Cristóbal Colón se había entusiasmado cuando un amigo le comentó que Nero Centurión, uno de los comerciantes más ricos de Génova, necesitaba marineros con urgencia, para sus naves que debían enrumbar a Portugal, Aragón y Castilla. La paga no era nada despreciable. Era su gran oportunidad, la vida en el mar lo había fascinado desde que tenía 14 años y viajaba con su padre a las ferias de todo Liguria.

— ¡No vayas, Cristóbal! —exclamó su padre Doménico al escucharlo— ¡Yo te necesito, eres mi hijo mayor, mi mano derecha!.

— Papá, como navegante ganaré mucho dinero, y podré ayudarles a pagar rápido todas las deudas. Además, mi hermano Bartolomeo ya está grande y te puede ayudar en los negocios.

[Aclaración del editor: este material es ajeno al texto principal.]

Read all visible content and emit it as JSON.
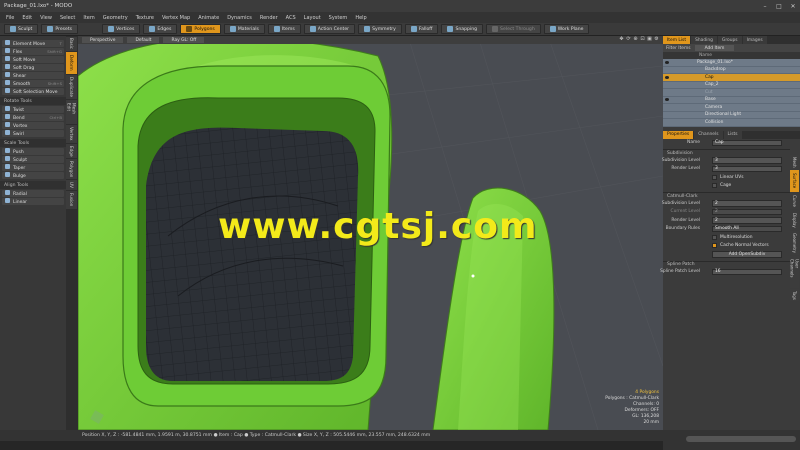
{
  "title": "Package_01.lxo* - MODO",
  "window_controls": [
    "–",
    "□",
    "✕"
  ],
  "menu": [
    "File",
    "Edit",
    "View",
    "Select",
    "Item",
    "Geometry",
    "Texture",
    "Vertex Map",
    "Animate",
    "Dynamics",
    "Render",
    "ACS",
    "Layout",
    "System",
    "Help"
  ],
  "toolbar": {
    "sculpt": "Sculpt",
    "presets": "Presets",
    "vertices": "Vertices",
    "edges": "Edges",
    "polygons": "Polygons",
    "materials": "Materials",
    "items": "Items",
    "action_center": "Action Center",
    "symmetry": "Symmetry",
    "falloff": "Falloff",
    "snapping": "Snapping",
    "select_through": "Select Through",
    "work_plane": "Work Plane"
  },
  "left_panel": {
    "group1": [
      {
        "label": "Element Move",
        "key": "T"
      },
      {
        "label": "Flex",
        "key": "Shift+G"
      },
      {
        "label": "Soft Move",
        "key": ""
      },
      {
        "label": "Soft Drag",
        "key": ""
      },
      {
        "label": "Shear",
        "key": ""
      },
      {
        "label": "Smooth",
        "key": "Shift+S"
      },
      {
        "label": "Soft Selection Move",
        "key": ""
      }
    ],
    "rotate_header": "Rotate Tools",
    "group2": [
      {
        "label": "Twist",
        "key": ""
      },
      {
        "label": "Bend",
        "key": "Ctrl+B"
      },
      {
        "label": "Vortex",
        "key": ""
      },
      {
        "label": "Swirl",
        "key": ""
      }
    ],
    "scale_header": "Scale Tools",
    "group3": [
      {
        "label": "Push",
        "key": ""
      },
      {
        "label": "Sculpt",
        "key": ""
      },
      {
        "label": "Taper",
        "key": ""
      },
      {
        "label": "Bulge",
        "key": ""
      }
    ],
    "align_header": "Align Tools",
    "group4": [
      {
        "label": "Radial",
        "key": ""
      },
      {
        "label": "Linear",
        "key": ""
      }
    ]
  },
  "vertical_tabs": [
    "Basic",
    "Deform",
    "Duplicate",
    "Mesh Edit",
    "Vertex",
    "Edge",
    "Polygon",
    "UV",
    "Fusion"
  ],
  "viewport": {
    "view_mode": "Perspective",
    "shading": "Default",
    "ray_gl": "Ray GL: Off",
    "watermark": "www.cgtsj.com",
    "info": [
      {
        "text": "4 Polygons",
        "highlight": true
      },
      {
        "text": "Polygons : Catmull-Clark",
        "highlight": false
      },
      {
        "text": "Channels: 0",
        "highlight": false
      },
      {
        "text": "Deformers: OFF",
        "highlight": false
      },
      {
        "text": "GL: 136,208",
        "highlight": false
      },
      {
        "text": "20 mm",
        "highlight": false
      }
    ]
  },
  "status": "Position X, Y, Z : -581.4841 mm, 1.9591 m, 30.8751 mm ● Item : Cap ● Type : Catmull-Clark ● Size X, Y, Z : 505.5446 mm, 23.557 mm, 248.6324 mm",
  "right_panel": {
    "top_tabs": [
      "Item List",
      "Shading",
      "Groups",
      "Images"
    ],
    "filter_label": "Filter Items",
    "add_item": "Add Item",
    "name_col": "Name",
    "items": [
      {
        "label": "Package_01.lxo*",
        "indent": 0,
        "selected": false
      },
      {
        "label": "Backdrop",
        "indent": 1,
        "selected": false
      },
      {
        "label": "Cap",
        "indent": 1,
        "selected": true
      },
      {
        "label": "Cap_2",
        "indent": 1,
        "selected": false
      },
      {
        "label": "Cut",
        "indent": 1,
        "selected": false
      },
      {
        "label": "Base",
        "indent": 1,
        "selected": false
      },
      {
        "label": "Camera",
        "indent": 1,
        "selected": false
      },
      {
        "label": "Directional Light",
        "indent": 1,
        "selected": false
      },
      {
        "label": "Collision",
        "indent": 1,
        "selected": false
      }
    ],
    "prop_tabs": [
      "Properties",
      "Channels",
      "Lists"
    ],
    "name_label": "Name",
    "name_value": "Cap",
    "subdivision_header": "Subdivision",
    "subdivision_level_label": "Subdivision Level",
    "subdivision_level": "3",
    "render_level_label": "Render Level",
    "render_level": "3",
    "linear_uvs": "Linear UVs",
    "cage": "Cage",
    "catmull_header": "Catmull-Clark",
    "cc_subdivision_label": "Subdivision Level",
    "cc_subdivision": "2",
    "current_level_label": "Current Level",
    "current_level": "2",
    "cc_render_label": "Render Level",
    "cc_render": "2",
    "boundary_label": "Boundary Rules",
    "boundary_value": "Smooth All",
    "multiresolution": "Multiresolution",
    "cache_normal": "Cache Normal Vectors",
    "add_opensubdiv": "Add OpenSubdiv",
    "spline_header": "Spline Patch",
    "spline_level_label": "Spline Patch Level",
    "spline_level": "16",
    "right_vtabs": [
      "Mesh",
      "Surface",
      "Curve",
      "Display",
      "Geometry",
      "User Channels",
      "Tags"
    ]
  },
  "colors": {
    "accent": "#e0961c",
    "mesh_green": "#7dd33a",
    "watermark": "#f3ea1a"
  }
}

Pero don Doménico no quiso escuchar más, y se fue recalcándole su total oposición. Su amorosa madre, doña Suzanna, con lágrimas en los ojos, le advirtió que la vida de marino era muy peligrosa, y muchos se convertían en borrachos y perdidos. Cristóbal le secó sus mejillas, y le prometió ser un navegante de los buenos, y siempre volver a Santo Stéfano, el viejo barrio genovés donde había nacido.

Al salir de su casa se quedó mirando varios segundos la Puerta de San Andrea, y pensó que tal vez nunca más la vuelva a ver. Por las estrechas calles de Génova se dirigió velozmente a la plaza San Siro, donde se hallaba la casa del acaudalado Nero Centurión, para enrolarse.

— Por fin, seré marinero, no pararé hasta ser un gran almirante —murmuró después de su inscripción.

El joven Cristóbal Colón sentía que tenía las fuerzas para recorrer todos los mares del mundo, hacer fortuna, y algún día ser más rico y poderoso que su nuevo patrón. Antes de dirigirse al muelle, ingresó a la iglesia de los Santos Apóstoles. Allí le suplicó a la Virgen María que proteja a sus padres y a sus hermanos Bartolomeo, Giácomo y la pequeña Bianchinetta. Cristóbal los amaba, pero estaba decidido a conquistar un destino de riqueza, gloria y honor.